How many nuclear bombs exist?

Less than 10000, about half held by US and half Russia with small numbers held by UK, France, China, India, Pakistan, and North Korea.

How much was spent on the atomic bombs during World War 2?

The US spent 2 billion dollars on the Manhattan Project during WW2, almost all of this was on infrastructure not bombs themselves. Each of the bombs themselves probably cost on the order of a million dollars, although no exact costs have been declassified.

What color was the atomic bomb?

This question cannot be answered as written.

If you mean the physical bomb itself it was painted in a typical army color, but I don't recall seeing any photos or documents that would show the actual bomb used (they would still be classified unless touched up to obliterate certain external detail). Most likely a khaki. I have seen casings in museums painted khaki, brown, black, camo, and white.

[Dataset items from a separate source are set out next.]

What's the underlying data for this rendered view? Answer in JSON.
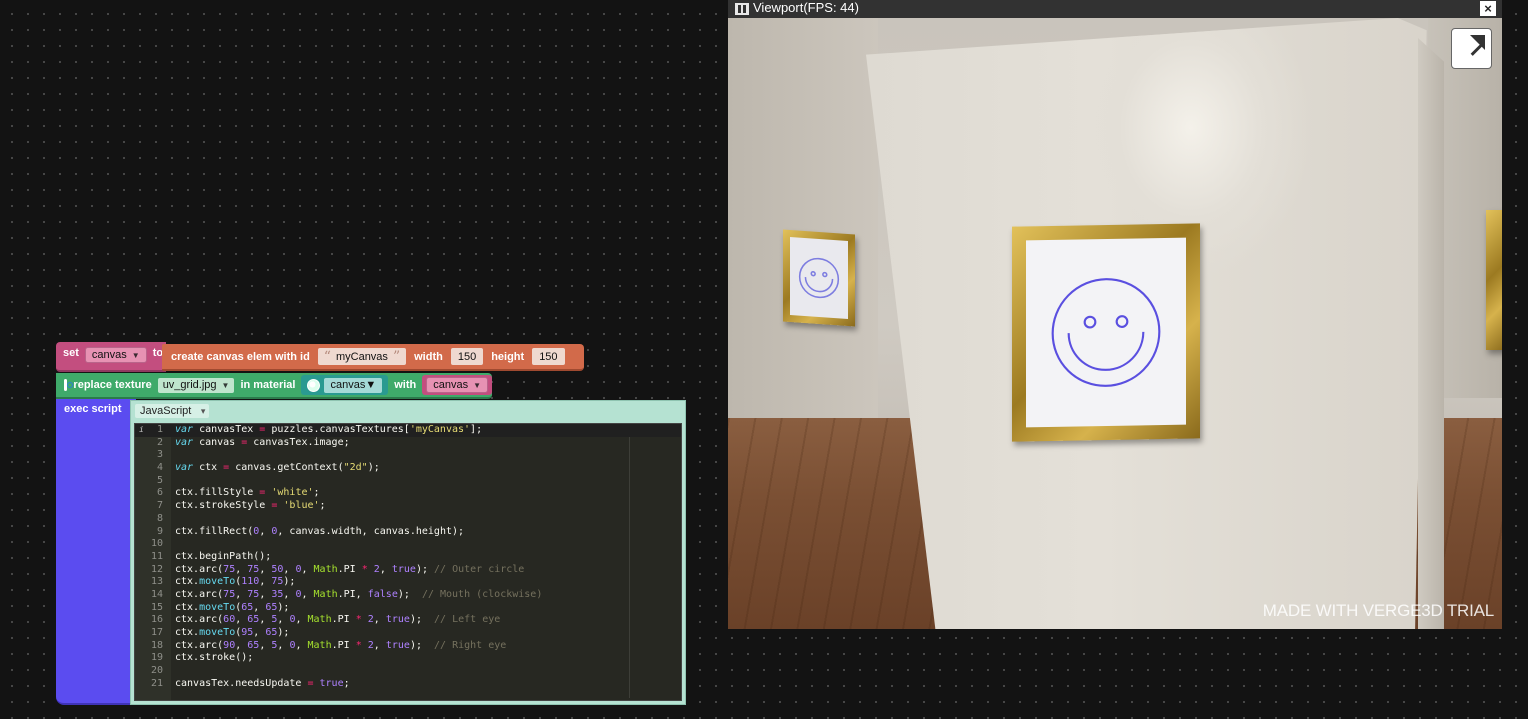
{
  "puzzles": {
    "set_block": {
      "label": "set",
      "variable": "canvas",
      "to_label": "to"
    },
    "create_block": {
      "label": "create canvas elem with id",
      "id_value": "myCanvas",
      "width_label": "width",
      "width_value": "150",
      "height_label": "height",
      "height_value": "150"
    },
    "replace_block": {
      "label": "replace texture",
      "texture": "uv_grid.jpg",
      "material_label": "in material",
      "material": "canvas",
      "with_label": "with",
      "with_variable": "canvas"
    },
    "exec_block": {
      "label": "exec script",
      "language": "JavaScript"
    }
  },
  "code_lines": [
    "var canvasTex = puzzles.canvasTextures['myCanvas'];",
    "var canvas = canvasTex.image;",
    "",
    "var ctx = canvas.getContext(\"2d\");",
    "",
    "ctx.fillStyle = 'white';",
    "ctx.strokeStyle = 'blue';",
    "",
    "ctx.fillRect(0, 0, canvas.width, canvas.height);",
    "",
    "ctx.beginPath();",
    "ctx.arc(75, 75, 50, 0, Math.PI * 2, true); // Outer circle",
    "ctx.moveTo(110, 75);",
    "ctx.arc(75, 75, 35, 0, Math.PI, false);  // Mouth (clockwise)",
    "ctx.moveTo(65, 65);",
    "ctx.arc(60, 65, 5, 0, Math.PI * 2, true);  // Left eye",
    "ctx.moveTo(95, 65);",
    "ctx.arc(90, 65, 5, 0, Math.PI * 2, true);  // Right eye",
    "ctx.stroke();",
    "",
    "canvasTex.needsUpdate = true;"
  ],
  "viewport": {
    "title": "Viewport(FPS: 44)",
    "close_label": "×",
    "watermark": "MADE WITH VERGE3D TRIAL",
    "icons": {
      "pause": "pause-icon",
      "close": "close-icon",
      "fullscreen": "fullscreen-icon"
    }
  },
  "colors": {
    "stroke": "blue",
    "fill": "white"
  }
}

If you mean the explosion that cannot be described as a color, it was blinding light covering the entire spectrum IR, visible, UVA, UVB, and soft x-rays. Similar to a black body spectrum for an object at a temperature of a few million degrees.

If you mean the mushroom cloud, that was a muddy brown/black with flickers of red and orange "flame" and enveloped in a multicolored ionization halo glow.

How many weapons were used during the arms race of the cold war?

Used in war: 0

Used in "testing": many, I don't have exact number but it can be looked up.